In his book Generation on a Tightrope, Woodrow Wilson Foundation head Arthur Levine writes that most nontraditional, online students shop around before choosing a university at which to enroll.  He says they look for low tuitions and fees, but more importantly, they want to be treated fairly and pay a fee commensurate with the benefits they obtain from an institution. However, this is not what is typically happening. For example, students in the Villanova University’s online MBA program will pay nearly 25 percent more for their education than their on-campus counterparts, $1,240 per credit hour versus $1,000 for residential students. While the differential may be less profound at other institutions, the fact that such a disparity exists is confounding and unfair.

Although a rapidly increasing number of universities see online programs as a means of expanding their footprint and a way to capitalize on the principles of scale — adding more students without adding more on-the-ground resources to serve them — the pricing dilemma has not been fairly addressed. 

Some universities, including several in Texas that Academic Partnerships represents, have found another way. Early adopters of online degree programs, Texas public universities have enrolled thousands of students at prices far lower than comparable on-campus options, substantially increasing their market share within two years and retaining that lead six years later.  One such institution now boasts the nation’s largest online public nursing program, while another is home to one of the largest online education programs in all of American public higher education.

Several of these universities have seen their online enrollments increase the total student body by more than 30 percent, with the new revenue generated by online programs allowing some of them to offer faculty raises as other campuses in their systems have tightened budgets.

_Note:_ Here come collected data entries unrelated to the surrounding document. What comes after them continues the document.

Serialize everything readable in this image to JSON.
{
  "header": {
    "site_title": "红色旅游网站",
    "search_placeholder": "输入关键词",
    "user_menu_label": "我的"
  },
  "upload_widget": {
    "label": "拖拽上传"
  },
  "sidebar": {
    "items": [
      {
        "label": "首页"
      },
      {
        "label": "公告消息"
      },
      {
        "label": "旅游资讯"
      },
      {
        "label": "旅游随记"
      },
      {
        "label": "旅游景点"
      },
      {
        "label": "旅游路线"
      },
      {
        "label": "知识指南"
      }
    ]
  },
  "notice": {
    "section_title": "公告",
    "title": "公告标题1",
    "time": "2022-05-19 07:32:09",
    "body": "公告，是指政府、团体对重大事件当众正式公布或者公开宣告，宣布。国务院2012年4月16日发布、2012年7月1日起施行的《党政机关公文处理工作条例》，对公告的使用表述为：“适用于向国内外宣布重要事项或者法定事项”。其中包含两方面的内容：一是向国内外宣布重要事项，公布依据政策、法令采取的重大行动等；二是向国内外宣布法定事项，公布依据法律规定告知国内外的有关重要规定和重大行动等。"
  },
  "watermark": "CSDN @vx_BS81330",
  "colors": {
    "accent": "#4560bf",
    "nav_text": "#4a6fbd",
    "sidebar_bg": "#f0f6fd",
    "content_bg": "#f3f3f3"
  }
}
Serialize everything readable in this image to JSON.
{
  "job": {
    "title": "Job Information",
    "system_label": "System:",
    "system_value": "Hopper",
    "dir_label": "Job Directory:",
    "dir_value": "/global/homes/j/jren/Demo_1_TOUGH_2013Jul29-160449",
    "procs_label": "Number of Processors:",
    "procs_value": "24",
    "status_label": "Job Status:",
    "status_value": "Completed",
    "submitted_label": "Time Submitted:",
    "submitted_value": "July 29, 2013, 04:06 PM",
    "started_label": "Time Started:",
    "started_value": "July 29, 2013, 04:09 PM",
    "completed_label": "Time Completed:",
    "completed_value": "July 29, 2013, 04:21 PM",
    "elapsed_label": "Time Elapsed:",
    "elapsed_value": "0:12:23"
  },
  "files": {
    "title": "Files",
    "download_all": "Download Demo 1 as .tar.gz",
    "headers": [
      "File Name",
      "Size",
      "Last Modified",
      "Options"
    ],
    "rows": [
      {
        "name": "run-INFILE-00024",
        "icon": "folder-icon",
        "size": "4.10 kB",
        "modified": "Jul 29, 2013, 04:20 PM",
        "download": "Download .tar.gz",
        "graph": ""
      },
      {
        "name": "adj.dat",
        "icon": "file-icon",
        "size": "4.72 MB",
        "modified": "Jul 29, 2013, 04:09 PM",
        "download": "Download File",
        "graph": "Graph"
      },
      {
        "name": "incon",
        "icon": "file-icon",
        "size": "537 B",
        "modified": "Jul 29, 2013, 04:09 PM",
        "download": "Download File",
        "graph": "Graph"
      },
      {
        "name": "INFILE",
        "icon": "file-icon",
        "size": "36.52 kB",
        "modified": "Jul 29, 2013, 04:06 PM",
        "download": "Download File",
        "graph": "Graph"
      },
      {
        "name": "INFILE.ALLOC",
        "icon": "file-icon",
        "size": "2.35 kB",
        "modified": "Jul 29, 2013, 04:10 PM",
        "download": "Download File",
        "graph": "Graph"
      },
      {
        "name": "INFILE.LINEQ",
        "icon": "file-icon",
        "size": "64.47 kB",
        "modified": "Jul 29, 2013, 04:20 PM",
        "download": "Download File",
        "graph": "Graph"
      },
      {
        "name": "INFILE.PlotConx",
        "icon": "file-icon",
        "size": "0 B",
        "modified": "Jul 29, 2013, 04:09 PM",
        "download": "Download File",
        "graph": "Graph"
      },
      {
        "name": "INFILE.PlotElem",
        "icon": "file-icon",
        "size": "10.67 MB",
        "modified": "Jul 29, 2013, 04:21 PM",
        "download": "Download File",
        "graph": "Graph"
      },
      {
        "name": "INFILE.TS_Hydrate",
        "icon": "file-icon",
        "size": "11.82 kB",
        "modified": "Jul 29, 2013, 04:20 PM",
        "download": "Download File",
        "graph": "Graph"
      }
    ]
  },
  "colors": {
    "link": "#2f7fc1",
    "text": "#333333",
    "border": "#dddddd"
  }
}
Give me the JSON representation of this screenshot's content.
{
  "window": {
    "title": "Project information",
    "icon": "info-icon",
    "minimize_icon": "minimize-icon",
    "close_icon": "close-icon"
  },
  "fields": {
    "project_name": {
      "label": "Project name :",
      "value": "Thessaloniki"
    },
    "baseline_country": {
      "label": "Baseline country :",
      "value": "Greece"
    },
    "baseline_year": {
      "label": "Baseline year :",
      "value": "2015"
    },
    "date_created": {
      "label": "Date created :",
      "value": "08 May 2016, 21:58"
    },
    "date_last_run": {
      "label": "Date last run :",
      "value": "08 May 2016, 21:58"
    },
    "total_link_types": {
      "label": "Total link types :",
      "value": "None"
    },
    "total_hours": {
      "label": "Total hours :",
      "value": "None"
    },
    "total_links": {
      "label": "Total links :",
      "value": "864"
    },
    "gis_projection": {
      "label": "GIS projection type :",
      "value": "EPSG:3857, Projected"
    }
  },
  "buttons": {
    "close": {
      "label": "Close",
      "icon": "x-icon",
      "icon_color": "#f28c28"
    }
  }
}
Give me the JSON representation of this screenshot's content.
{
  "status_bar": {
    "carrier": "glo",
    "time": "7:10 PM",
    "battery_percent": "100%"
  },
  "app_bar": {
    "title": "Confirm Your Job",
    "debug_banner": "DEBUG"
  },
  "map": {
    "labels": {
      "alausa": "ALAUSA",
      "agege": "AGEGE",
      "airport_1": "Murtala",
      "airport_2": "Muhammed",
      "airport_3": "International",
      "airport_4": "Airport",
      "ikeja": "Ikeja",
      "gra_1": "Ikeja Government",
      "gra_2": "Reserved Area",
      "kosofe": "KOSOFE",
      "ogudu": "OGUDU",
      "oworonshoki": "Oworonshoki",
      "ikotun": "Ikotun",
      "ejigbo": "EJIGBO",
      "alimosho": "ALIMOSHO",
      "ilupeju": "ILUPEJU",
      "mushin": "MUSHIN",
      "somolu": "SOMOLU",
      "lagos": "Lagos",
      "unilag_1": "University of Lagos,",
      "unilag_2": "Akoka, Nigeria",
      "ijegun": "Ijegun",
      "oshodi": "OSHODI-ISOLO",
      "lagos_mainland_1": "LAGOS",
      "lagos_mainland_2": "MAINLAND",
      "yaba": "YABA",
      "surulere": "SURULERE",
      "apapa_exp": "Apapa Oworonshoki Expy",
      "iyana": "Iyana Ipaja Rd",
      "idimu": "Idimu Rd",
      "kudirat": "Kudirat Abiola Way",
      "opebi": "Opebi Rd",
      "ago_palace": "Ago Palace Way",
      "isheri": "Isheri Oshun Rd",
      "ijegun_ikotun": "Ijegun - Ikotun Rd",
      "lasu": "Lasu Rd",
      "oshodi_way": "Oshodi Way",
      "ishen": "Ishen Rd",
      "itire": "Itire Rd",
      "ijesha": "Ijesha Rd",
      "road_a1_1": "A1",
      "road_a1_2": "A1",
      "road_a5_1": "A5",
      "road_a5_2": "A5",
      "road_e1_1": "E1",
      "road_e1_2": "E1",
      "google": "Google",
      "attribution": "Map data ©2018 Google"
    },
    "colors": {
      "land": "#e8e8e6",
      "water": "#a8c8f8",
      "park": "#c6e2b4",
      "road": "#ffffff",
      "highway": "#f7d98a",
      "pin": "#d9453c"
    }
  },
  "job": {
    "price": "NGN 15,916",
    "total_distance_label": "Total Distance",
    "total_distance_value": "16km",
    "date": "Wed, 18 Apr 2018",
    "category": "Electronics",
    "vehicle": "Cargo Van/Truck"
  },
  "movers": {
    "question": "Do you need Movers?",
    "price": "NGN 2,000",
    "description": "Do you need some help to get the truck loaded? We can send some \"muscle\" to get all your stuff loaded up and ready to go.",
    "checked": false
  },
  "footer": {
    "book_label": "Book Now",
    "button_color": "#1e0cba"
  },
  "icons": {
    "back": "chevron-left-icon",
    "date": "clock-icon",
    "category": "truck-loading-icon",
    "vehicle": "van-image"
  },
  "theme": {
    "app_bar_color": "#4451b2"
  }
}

Though there is some cost associated with launching online degree programs, it pales in comparison to the benefits they can bring as students from all over the world converge through the cloud. Program enrollment of a few hundred can scale by five- or tenfold at a very low incremental cost to the university, while, at the same time, on-campus enrollment increases due to universitywide brand-building driven by intense online marketing effort associated with a successful online rollout.

While higher education is struggling with leaner budgets, the growing wave of digital students creates a meaningful financial opportunity for institutions, especially when online programs are priced at fair e-tuition rates that drive scale. Online learning allows institutions to expand into new markets, extend their brand and prestige beyond regional borders, while at the same time allowing them to tap into legions of new students, building their global alumni base and seeding future fund-raising efforts.

The benefits of online learning are many, and so too are the beneficiaries. E-tuition is both a boon to students and a potential windfall for higher education.